5/8/2008 - 64 Comments

JD Roth is the author of the popular financial blog, Get Rich Slowly.  Yesterday JD wrote a review of Robert Kiyosaki’s new book, “Increase Your Financial IQ”.

In the review, (which you can read here) JD does a great job outlining the five points of the book and then goes on to explain what he disagrees with.  JD’s primary disagreement with Robert is Roberts’s advice NOT to invest in mutual funds, as Robert argues that mutual funds are obsolete.

In Defense of Robert

I happen to agree with Robert and believe that mutual funds are obsolete in today's world with a global economy that is based on the world reserve currency (the dollar) that is losing value.  A decade ago, an investor could get away with mutual funds, but today’s investor needs to have a much better understanding of the global currency market and realize that all dollar based assets are losing value.

Robert is 100% correct when he says, “It is not real estate, stocks, mutual funds, businesses, or money that makes a person rich.  It is information, knowledge, wisdom, and know-how, a.k.a. financial intelligence, that makes one wealthy.”

JD’s Rub

JD is a strong supporter of diversification and says, “Kiyosaki does not believe in diversification. He spends a lot of time criticizing financial experts who recommend a well-diversified portfolio of mutual funds.” “It’s stuff like this that prevents me from recommending Kiyosaki’s books without reservation. Diversification isn’t a hoax. It isn’t a scam. Other than Kiyosaki, it’s embraced by almost every financial author I’ve ever read. Diversification is a central tenet of modern portfolio theory. It’s backed by facts, not opinions.” “The richest investor in the world, Warren Buffett, does not diversify,” Kiyosaki says. His implication is that you should not diversify either.”

I think JD is misinterpreting Roberts’s advice

The reason Robert can say Warren Buffett does not diversify, is because Warren only invests in what he has created a system for finding good investments with. Nobody else has the system the Warren has developed. It only works for Warren and Warren never invests in something that is outside of his system - which is based on his market knowledge.

Robert says, “You need to find the style and method that is best suited for you. While it is important to learn from people like Warren and Donald, it is also important to find your own formula.” Robert only invests in what he understands and only uses his proven system. That’s why he says, everyone needs to find their own system and once you find a system - focus on it and it alone.


Robert has found that the best way for him to get ahead is to focus. He uses the acronym, FOCUS= Follow One Course Until Successful.

I agree with Robert, and I disagree with investing in mutual funds as suggested by most financial advisers. The reason people invest in mutual funds is because they don’t know enough about any one industry or market to make a good decision. They don’t have a proven system to make their investment decisions with, and therefore all they can do is spread their money around and hope for an average return.

It’s not that diversification is a bad thing. It’s just not as good as investing in your own system or your own business that you have developed and has historically beat the market.  Investing in your own business where you have control and a deep understanding of the market is better than diversifying into other markets that you know little about.

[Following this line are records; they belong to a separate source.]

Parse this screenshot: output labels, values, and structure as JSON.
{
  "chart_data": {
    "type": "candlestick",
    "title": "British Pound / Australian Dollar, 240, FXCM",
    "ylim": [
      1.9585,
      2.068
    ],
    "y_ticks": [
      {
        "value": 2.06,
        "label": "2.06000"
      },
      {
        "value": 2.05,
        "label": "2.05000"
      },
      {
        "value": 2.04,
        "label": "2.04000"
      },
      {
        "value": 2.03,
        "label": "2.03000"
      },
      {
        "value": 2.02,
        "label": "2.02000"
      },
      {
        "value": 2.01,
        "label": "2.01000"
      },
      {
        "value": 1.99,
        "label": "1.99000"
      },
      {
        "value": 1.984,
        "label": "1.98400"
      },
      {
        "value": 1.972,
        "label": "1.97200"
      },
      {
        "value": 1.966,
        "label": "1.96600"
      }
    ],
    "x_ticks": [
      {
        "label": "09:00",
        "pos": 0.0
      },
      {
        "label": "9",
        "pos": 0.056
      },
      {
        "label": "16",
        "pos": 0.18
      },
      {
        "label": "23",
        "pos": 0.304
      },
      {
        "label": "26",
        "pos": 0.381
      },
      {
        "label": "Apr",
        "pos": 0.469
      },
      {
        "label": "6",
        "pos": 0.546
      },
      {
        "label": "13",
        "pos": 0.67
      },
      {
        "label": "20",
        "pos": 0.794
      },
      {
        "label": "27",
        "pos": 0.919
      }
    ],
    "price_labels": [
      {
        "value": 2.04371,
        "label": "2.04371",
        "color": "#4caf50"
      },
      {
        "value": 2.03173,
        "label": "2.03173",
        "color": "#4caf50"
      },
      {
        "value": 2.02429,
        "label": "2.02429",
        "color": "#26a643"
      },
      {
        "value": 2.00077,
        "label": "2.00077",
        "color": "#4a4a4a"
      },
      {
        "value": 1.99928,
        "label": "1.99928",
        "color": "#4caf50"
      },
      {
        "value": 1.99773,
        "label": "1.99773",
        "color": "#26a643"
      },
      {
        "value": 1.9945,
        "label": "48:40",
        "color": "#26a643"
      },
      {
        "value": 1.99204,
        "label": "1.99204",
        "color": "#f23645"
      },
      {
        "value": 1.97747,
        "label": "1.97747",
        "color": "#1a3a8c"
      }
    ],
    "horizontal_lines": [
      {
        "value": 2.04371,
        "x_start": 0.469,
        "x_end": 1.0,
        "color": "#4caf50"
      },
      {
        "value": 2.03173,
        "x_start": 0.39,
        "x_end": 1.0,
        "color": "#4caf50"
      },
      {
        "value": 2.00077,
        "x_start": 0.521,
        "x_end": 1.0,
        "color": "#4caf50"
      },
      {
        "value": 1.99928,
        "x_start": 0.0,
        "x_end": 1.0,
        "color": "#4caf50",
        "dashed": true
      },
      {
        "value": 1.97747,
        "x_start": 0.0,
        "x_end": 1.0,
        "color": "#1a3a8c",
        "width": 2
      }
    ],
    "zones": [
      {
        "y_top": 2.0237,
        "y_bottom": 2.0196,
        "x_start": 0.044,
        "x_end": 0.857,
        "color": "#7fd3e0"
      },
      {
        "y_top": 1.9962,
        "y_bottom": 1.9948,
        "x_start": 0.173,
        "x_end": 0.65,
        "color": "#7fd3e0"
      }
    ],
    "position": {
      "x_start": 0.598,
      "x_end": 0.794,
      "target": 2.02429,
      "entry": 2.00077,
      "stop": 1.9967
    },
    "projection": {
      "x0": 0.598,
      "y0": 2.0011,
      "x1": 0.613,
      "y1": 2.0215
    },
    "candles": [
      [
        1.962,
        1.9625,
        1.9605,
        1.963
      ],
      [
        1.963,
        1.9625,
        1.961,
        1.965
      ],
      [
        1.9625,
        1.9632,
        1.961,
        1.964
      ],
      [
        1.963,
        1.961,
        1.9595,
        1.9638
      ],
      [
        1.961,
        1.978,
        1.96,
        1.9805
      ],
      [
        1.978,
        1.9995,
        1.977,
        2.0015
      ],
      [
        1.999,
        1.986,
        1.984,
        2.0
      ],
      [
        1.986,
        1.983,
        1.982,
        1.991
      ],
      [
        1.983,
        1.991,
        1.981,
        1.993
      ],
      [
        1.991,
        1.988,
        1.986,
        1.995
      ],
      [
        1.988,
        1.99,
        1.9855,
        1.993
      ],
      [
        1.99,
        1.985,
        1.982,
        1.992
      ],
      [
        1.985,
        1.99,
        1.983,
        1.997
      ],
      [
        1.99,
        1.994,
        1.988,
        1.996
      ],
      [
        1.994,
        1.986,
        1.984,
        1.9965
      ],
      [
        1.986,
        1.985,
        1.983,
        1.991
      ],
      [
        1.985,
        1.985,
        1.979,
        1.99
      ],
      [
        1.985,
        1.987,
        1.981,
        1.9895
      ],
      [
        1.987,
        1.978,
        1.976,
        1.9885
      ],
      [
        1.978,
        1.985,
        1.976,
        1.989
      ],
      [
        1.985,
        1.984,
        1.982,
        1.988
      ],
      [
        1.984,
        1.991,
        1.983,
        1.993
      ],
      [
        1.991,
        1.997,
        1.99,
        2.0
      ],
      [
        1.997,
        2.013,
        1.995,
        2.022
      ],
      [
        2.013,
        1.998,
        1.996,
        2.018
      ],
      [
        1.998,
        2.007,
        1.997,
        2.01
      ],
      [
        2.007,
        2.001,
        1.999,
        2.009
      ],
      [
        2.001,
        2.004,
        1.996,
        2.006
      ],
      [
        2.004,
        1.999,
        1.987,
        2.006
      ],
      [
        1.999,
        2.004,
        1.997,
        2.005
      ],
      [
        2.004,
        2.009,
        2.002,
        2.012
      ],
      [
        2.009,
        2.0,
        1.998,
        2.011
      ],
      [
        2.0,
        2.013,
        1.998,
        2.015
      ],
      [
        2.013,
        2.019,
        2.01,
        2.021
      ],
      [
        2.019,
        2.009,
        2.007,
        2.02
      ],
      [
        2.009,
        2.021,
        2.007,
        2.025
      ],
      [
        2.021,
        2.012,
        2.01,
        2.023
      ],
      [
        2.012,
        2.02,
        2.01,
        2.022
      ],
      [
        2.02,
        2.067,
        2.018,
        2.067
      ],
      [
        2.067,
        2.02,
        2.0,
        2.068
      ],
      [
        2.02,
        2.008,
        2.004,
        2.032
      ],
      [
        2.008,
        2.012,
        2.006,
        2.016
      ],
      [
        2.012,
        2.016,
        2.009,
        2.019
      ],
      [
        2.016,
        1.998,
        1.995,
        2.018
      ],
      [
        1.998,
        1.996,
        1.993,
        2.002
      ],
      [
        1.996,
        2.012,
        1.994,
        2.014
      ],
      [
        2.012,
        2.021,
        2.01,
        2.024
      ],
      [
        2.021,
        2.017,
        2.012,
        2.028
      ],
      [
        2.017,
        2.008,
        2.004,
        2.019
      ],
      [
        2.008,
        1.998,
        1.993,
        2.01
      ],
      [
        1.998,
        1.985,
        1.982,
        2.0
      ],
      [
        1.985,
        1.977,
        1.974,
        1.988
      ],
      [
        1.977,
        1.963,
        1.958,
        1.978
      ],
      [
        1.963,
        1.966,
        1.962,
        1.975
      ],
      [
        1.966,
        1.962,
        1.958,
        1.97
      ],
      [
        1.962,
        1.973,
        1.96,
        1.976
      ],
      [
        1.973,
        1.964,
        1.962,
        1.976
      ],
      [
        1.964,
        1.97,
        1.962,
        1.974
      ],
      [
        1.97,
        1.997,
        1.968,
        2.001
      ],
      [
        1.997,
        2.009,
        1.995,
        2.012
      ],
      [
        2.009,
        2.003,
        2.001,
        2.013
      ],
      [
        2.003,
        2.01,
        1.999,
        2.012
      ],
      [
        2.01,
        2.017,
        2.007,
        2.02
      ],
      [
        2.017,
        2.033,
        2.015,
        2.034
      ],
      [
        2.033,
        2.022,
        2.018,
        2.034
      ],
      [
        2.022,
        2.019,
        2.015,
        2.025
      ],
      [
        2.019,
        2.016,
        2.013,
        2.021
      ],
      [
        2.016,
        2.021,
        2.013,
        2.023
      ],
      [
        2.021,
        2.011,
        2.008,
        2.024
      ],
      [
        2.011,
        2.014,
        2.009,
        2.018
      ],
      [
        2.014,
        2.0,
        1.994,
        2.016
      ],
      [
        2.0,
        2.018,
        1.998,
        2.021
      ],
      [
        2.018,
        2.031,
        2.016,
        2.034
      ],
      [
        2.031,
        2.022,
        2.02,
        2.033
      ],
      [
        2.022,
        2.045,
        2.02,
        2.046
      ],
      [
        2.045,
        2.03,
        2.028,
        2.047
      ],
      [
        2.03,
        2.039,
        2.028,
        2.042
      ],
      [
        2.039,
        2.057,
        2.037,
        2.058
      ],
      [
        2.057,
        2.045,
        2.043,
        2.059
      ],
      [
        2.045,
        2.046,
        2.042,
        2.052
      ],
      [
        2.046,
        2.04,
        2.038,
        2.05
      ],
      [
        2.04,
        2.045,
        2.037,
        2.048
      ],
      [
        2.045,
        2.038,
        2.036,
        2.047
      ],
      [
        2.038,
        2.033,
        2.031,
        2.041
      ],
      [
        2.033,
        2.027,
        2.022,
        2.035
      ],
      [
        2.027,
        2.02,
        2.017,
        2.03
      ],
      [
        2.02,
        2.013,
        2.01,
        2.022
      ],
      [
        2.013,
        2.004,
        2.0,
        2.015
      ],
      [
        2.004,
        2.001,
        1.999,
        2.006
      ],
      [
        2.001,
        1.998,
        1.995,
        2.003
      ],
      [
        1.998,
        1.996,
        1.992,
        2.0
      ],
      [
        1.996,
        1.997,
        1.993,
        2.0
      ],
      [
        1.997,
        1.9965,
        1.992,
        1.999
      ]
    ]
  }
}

Robert’s advice to create a system that produces a positive cash-flow is the cornerstone of his legacy and the best advice he could give. He believes that the tax advantages of real-estate provide him leverage to create a system of cash-flow, but acknowledges that everyone needs to find their own system. 

Robert is not the only one to make such a suggestion.  Michael Gerber (author of E-Myth Mastery) also suggests a focused approach with lots of practice is the key to an entrepreneur’s success.  Robert is not an investor, he is an entrepreneur. Therefore his point of view is always from an entrepreneur’s perspective.

Robert has some of the best advice; you just have to understand what he is saying. His advice to invest in commodities is also underrated as the dollar is losing value very fast. Now is a good time to sell your mutual funds and buy gold and silver.